PROJETO “SAPATOS QUE PENSAM”

Os Museus, enquanto responsáveis pela salvaguarda e valorização territorial e identitária das comunidades onde se inserem, têm um importante papel no desenvolvimento das sociedades. Traçando pontes entre passado, presente e futuros, os museus tornam-se espaços privilegiados para o diálogo. São locais para despertar curiosidades, que contribuem nas transformações culturais e que, não menos importante, promovem o desenvolvimento de sociedades mais sustentáveis.

O Museu do Calçado apresenta, neste contexto, o projeto “Sapatos que Pensam”. Este é um projeto-processo que se vai construindo a si mesmo e onde o objeto “sapato”, despido (ou não) da sua função primordial, toma lugar de destaque. Apelando à inquietação, à emoção e à reflexão sugeridas pelos sapatos que usamos no nosso tempo e no nosso mundo, "Sapatos que pensam" é um desafio a todos aqueles que se questionam e nos fazem questionar sobre o mundo que nos rodeia, o tempo presente e os futuros que se querem criar.

 

EXPOSIÇÃO - INSTALAÇÃO "A VERDADE DÓI"

No âmbito do Dia Internacional para a Eliminação da Violência contra as Mulheres, esta exposição-instalação deu voz a inúmeras mulheres que viram as suas vidas destroçadas por atos de violência.

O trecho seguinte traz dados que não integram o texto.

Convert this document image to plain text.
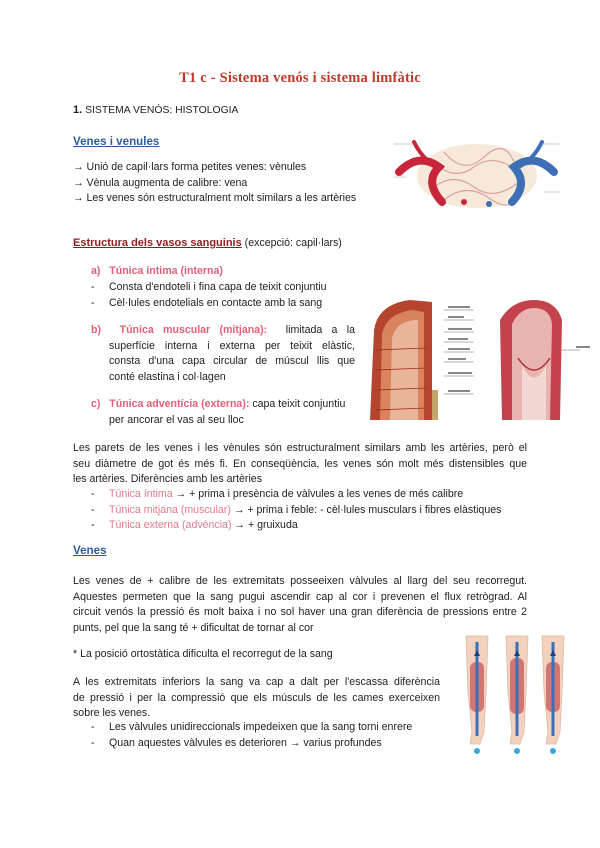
T1 c - Sistema venós i sistema limfàtic
1. SISTEMA VENÓS: HISTOLOGIA
Venes i venules
→ Unió de capil·lars forma petites venes: vènules
→ Vènula augmenta de calibre: vena
→ Les venes són estructuralment molt similars a les artèries
Estructura dels vasos sanguinis (excepció: capil·lars)
a) Túnica íntima (interna)
- Consta d'endoteli i fina capa de teixit conjuntiu
- Cèl·lules endotelials en contacte amb la sang
b) Túnica muscular (mitjana): limitada a la
superfície interna i externa per teixit elàstic,
consta d'una capa circular de múscul llis que
conté elastina i col·lagen
c) Túnica adventícia (externa): capa teixit conjuntiu
per ancorar el vas al seu lloc
Les parets de les venes i les vènules són estructuralment similars amb les artèries, però el
seu diàmetre de got és més fi. En conseqüència, les venes són molt més distensibles que
les artèries. Diferències amb les artèries
- Túnica íntima → + prima i presència de vàlvules a les venes de més calibre
- Túnica mitjana (muscular) → + prima i feble: - cèl·lules musculars i fibres elàstiques
- Túnica externa (advència) → + gruixuda
Venes
Les venes de + calibre de les extremitats posseeixen vàlvules al llarg del seu recorregut.
Aquestes permeten que la sang pugui ascendir cap al cor i prevenen el flux retrògrad. Al
circuit venós la pressió és molt baixa i no sol haver una gran diferència de pressions entre 2
punts, pel que la sang té + dificultat de tornar al cor
* La posició ortostàtica dificulta el recorregut de la sang
A les extremitats inferiors la sang va cap a dalt per l'escassa diferència
de pressió i per la compressió que els músculs de les cames exerceixen
sobre les venes.
- Les vàlvules unidireccionals impedeixen que la sang torni enrere
- Quan aquestes vàlvules es deterioren → varius profundes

A violência contra as mulheres é uma das mais transversais à História e sociedades do mundo, atravessando classes sociais e idades. São muitos e diversos os atos profundamente violentos aceites, como a mutilação genital ou o tráfico sexual e que, por pressões sociais, continuam a ser praticados.

Muitas vezes justificados por tradições culturais, dogmas religiosos ou relações de poder instituídas, são atos de violência contra as mulheres que acabam, em muitos casos, em tolerância e até impunidade para com os agressores.

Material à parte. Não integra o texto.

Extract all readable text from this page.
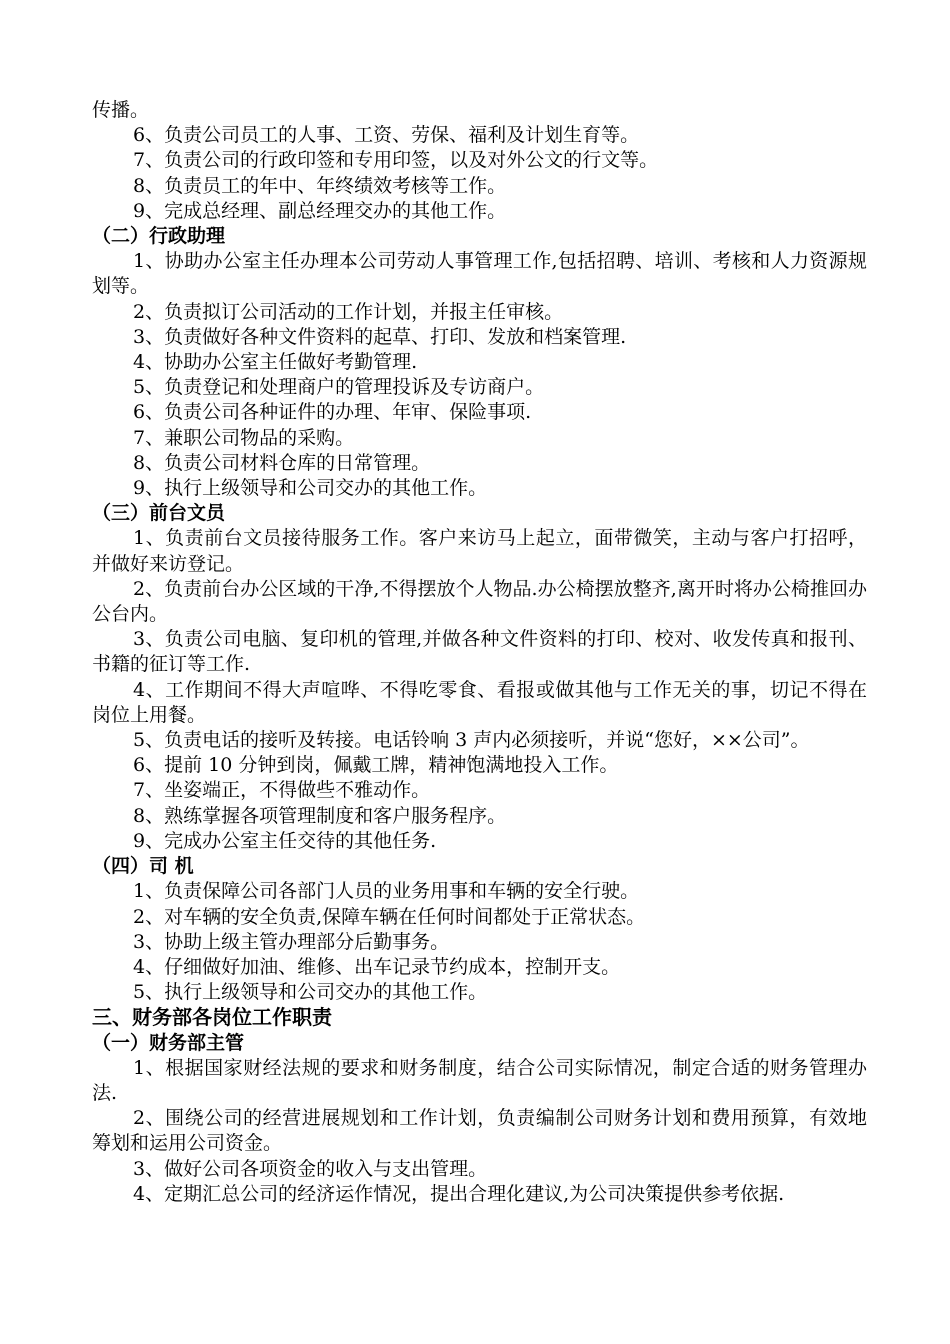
传播。

6、负责公司员工的人事、工资、劳保、福利及计划生育等。

7、负责公司的行政印签和专用印签，以及对外公文的行文等。

8、负责员工的年中、年终绩效考核等工作。

9、完成总经理、副总经理交办的其他工作。

（二）行政助理

1、协助办公室主任办理本公司劳动人事管理工作,包括招聘、培训、考核和人力资源规划等。

2、负责拟订公司活动的工作计划，并报主任审核。

3、负责做好各种文件资料的起草、打印、发放和档案管理.

4、协助办公室主任做好考勤管理.

5、负责登记和处理商户的管理投诉及专访商户。

6、负责公司各种证件的办理、年审、保险事项.

7、兼职公司物品的采购。

8、负责公司材料仓库的日常管理。

9、执行上级领导和公司交办的其他工作。

（三）前台文员

1、负责前台文员接待服务工作。客户来访马上起立，面带微笑，主动与客户打招呼，并做好来访登记。

2、负责前台办公区域的干净,不得摆放个人物品.办公椅摆放整齐,离开时将办公椅推回办公台内。

3、负责公司电脑、复印机的管理,并做各种文件资料的打印、校对、收发传真和报刊、书籍的征订等工作.

4、工作期间不得大声喧哗、不得吃零食、看报或做其他与工作无关的事，切记不得在岗位上用餐。

5、负责电话的接听及转接。电话铃响 3 声内必须接听，并说“您好，××公司”。

6、提前 10 分钟到岗，佩戴工牌，精神饱满地投入工作。

7、坐姿端正，不得做些不雅动作。

8、熟练掌握各项管理制度和客户服务程序。

9、完成办公室主任交待的其他任务.

（四）司 机

1、负责保障公司各部门人员的业务用事和车辆的安全行驶。

2、对车辆的安全负责,保障车辆在任何时间都处于正常状态。

3、协助上级主管办理部分后勤事务。

4、仔细做好加油、维修、出车记录节约成本，控制开支。

5、执行上级领导和公司交办的其他工作。

三、财务部各岗位工作职责

（一）财务部主管

1、根据国家财经法规的要求和财务制度，结合公司实际情况，制定合适的财务管理办法.

2、围绕公司的经营进展规划和工作计划，负责编制公司财务计划和费用预算，有效地筹划和运用公司资金。

3、做好公司各项资金的收入与支出管理。

4、定期汇总公司的经济运作情况，提出合理化建议,为公司决策提供参考依据.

Apontadas pela sua falta de decoro, culpabilizadas pela forma livre como se vestem, acusadas de provocação, pressionadas a reduzirem os seus contactos sociais, alvos de acusações infundadas, objetificadas pelo seu género sexual, estas mulheres sentem-se derrotadas, inúteis, sem saída.

A partilha das suas histórias, dos momentos mais negros que viveram e das experiências de superação servem, assim, de alerta e motivação para que estes casos não voltem a repetir-se, para que sejam levados à justiça e não fiquem escondidos sob uma nuvem de vergonha e constrangimento.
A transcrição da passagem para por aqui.